この頭蓋骨は発見者の少女が亡くなった後、アメリカ人の男性の手元に渡り、1999年よりアメリカの解剖学者ロイド・パイ氏のもとで研究されることになった。その結果、この頭蓋骨は900年以上前の5〜6歳ほどの男児のものであること、大きさに比べて異様に軽く脆い骨であること、脳の容積が1600ccと成人の平均容積よりも大きい(成人の脳の平均容積は1400cc)ことなどがわかった。なお、もしこのままこの男児が成長していたならば、成人時には脳の容積は1800〜2000ccに達するとみられている。
なお、2004年に行われたDNA調査の結果、この男児はともに出土した女性と親子関係にあったことが判明している。しかし、男親の方のDNAは判別出来なかったという。
この頭蓋骨が発掘された地域には天から来た人物と現地の女性の間に子どもが生まれるという伝説もあり、パイ博士はこの子どもは正に伝説の星から来た子ども、宇宙人と地球人のハイブリッド「スターチャイルド」であると結論づけたのである。
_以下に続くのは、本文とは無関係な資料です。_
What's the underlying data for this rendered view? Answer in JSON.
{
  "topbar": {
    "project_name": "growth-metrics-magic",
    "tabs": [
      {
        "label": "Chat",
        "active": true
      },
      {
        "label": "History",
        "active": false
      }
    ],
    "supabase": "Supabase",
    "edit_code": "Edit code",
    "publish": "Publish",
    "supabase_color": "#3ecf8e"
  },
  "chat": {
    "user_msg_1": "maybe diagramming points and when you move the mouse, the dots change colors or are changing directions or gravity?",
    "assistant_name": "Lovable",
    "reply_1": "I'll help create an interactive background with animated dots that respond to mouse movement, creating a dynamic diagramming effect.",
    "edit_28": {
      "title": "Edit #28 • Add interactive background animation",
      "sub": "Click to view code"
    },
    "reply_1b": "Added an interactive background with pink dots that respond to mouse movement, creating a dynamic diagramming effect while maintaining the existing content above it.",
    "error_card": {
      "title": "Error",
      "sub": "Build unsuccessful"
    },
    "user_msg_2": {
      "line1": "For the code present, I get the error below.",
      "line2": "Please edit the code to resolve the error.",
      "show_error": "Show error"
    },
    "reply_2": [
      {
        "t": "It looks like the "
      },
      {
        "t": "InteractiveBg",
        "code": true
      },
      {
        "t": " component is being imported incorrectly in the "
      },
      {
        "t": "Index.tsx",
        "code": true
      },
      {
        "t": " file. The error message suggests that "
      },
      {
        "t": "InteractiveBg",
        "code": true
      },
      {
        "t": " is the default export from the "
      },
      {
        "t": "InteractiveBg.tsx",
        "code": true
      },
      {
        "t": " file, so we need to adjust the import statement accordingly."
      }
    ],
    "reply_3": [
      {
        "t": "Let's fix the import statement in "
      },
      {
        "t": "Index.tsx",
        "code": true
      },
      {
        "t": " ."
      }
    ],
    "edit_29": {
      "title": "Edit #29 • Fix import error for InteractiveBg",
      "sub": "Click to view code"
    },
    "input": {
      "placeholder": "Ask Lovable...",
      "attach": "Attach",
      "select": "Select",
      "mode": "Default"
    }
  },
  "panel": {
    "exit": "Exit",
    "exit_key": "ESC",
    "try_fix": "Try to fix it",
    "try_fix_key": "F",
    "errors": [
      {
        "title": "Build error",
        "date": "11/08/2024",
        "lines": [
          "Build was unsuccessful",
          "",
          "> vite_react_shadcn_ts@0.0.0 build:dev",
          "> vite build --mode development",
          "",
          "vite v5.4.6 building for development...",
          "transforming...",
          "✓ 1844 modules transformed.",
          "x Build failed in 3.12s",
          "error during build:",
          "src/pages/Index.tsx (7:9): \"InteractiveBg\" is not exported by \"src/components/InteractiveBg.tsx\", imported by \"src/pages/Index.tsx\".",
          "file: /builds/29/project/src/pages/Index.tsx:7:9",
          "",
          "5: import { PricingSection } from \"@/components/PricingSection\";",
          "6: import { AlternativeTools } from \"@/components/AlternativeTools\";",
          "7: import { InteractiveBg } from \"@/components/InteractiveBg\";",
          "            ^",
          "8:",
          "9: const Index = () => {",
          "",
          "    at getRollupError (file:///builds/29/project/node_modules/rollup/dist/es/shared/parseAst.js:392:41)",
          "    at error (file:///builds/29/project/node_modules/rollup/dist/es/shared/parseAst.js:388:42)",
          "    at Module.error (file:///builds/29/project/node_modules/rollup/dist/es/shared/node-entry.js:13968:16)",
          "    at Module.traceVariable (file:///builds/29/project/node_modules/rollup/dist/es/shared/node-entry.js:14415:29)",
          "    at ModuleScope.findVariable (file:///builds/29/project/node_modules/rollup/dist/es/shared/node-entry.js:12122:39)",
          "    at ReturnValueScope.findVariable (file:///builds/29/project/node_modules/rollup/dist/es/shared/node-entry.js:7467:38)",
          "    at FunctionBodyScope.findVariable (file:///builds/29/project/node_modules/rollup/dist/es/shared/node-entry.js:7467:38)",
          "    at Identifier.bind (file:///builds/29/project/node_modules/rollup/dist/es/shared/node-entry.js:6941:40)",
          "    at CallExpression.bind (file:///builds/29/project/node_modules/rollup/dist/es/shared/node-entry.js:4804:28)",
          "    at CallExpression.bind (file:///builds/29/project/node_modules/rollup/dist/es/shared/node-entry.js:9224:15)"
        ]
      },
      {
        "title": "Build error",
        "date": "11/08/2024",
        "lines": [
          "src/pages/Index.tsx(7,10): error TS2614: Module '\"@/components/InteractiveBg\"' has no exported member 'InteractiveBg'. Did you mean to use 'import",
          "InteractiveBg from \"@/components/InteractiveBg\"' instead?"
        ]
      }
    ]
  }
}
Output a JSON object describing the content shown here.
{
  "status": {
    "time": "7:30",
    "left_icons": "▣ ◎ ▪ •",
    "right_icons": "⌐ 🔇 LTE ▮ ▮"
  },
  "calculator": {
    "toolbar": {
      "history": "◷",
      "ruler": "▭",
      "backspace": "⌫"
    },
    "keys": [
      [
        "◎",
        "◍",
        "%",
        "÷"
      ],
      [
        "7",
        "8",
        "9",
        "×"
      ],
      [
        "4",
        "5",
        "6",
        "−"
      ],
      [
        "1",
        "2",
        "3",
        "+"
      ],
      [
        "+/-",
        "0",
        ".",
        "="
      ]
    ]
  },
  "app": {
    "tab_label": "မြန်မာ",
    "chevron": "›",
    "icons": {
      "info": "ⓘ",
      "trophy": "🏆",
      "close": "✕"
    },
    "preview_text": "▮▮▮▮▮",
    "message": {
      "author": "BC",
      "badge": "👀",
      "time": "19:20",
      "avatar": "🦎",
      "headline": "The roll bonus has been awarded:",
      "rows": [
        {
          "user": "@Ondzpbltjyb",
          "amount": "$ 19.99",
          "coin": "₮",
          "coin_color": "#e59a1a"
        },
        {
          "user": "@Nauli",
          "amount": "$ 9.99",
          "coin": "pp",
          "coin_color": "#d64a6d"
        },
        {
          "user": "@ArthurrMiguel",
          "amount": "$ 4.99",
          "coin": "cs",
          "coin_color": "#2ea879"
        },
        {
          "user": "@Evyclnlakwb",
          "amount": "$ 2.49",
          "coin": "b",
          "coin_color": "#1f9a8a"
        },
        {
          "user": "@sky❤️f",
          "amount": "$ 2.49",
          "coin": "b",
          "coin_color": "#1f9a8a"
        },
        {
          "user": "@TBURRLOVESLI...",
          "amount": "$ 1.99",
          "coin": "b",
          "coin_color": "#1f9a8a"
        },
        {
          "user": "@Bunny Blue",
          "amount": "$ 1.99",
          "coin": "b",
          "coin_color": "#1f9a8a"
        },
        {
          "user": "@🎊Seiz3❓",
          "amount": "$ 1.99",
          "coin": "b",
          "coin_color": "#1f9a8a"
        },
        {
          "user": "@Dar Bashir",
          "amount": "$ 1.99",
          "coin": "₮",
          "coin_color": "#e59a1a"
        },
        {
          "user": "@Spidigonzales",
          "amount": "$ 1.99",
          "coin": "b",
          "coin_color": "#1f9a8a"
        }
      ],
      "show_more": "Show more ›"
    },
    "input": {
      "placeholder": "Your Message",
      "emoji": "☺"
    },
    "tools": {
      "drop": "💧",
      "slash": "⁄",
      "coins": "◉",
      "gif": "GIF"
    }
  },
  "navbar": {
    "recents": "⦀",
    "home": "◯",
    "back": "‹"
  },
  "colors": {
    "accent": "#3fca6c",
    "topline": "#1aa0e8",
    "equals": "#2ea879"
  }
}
当然ながら「スターチャイルド」が本当に宇宙人とのハーフの子どもであるかについては異論が出ているのも事実である。一番有力な説は水頭症に近い奇形児が生まれた後、成長に合わせてその頭蓋を布で絞めるなどしてより変形させる「頭蓋変形」を行ったものではないかとするものだ。実際、中南米では古来より特別な地位の人物が小さい頃から頭骨を変形させるという文化があった。また、この頭骨が発見された場所を調査したところ当時の神殿と考えられるため、恐らく奇形として出産された男児を神の遣いとして神聖視し、より意図的に変形させることで象徴的に扱われ死後埋葬されたものではないかと見られている。
しかし、スターチャイルドの頭骨にはまだ不明な点もある。特に一番の謎とされているのが、骨の内部から発見された複数の繊維質の物体だ。この繊維質の物体は全体的に赤みを帯びており、また骨の多孔組織の中に埋め込まれるようにして存在していた。これは通常の人骨では起こりえない事であるとされている。果たしてスターチャイルドの正体は何なのか。いつか彼の正体が明らかになる日は来るのだろうか。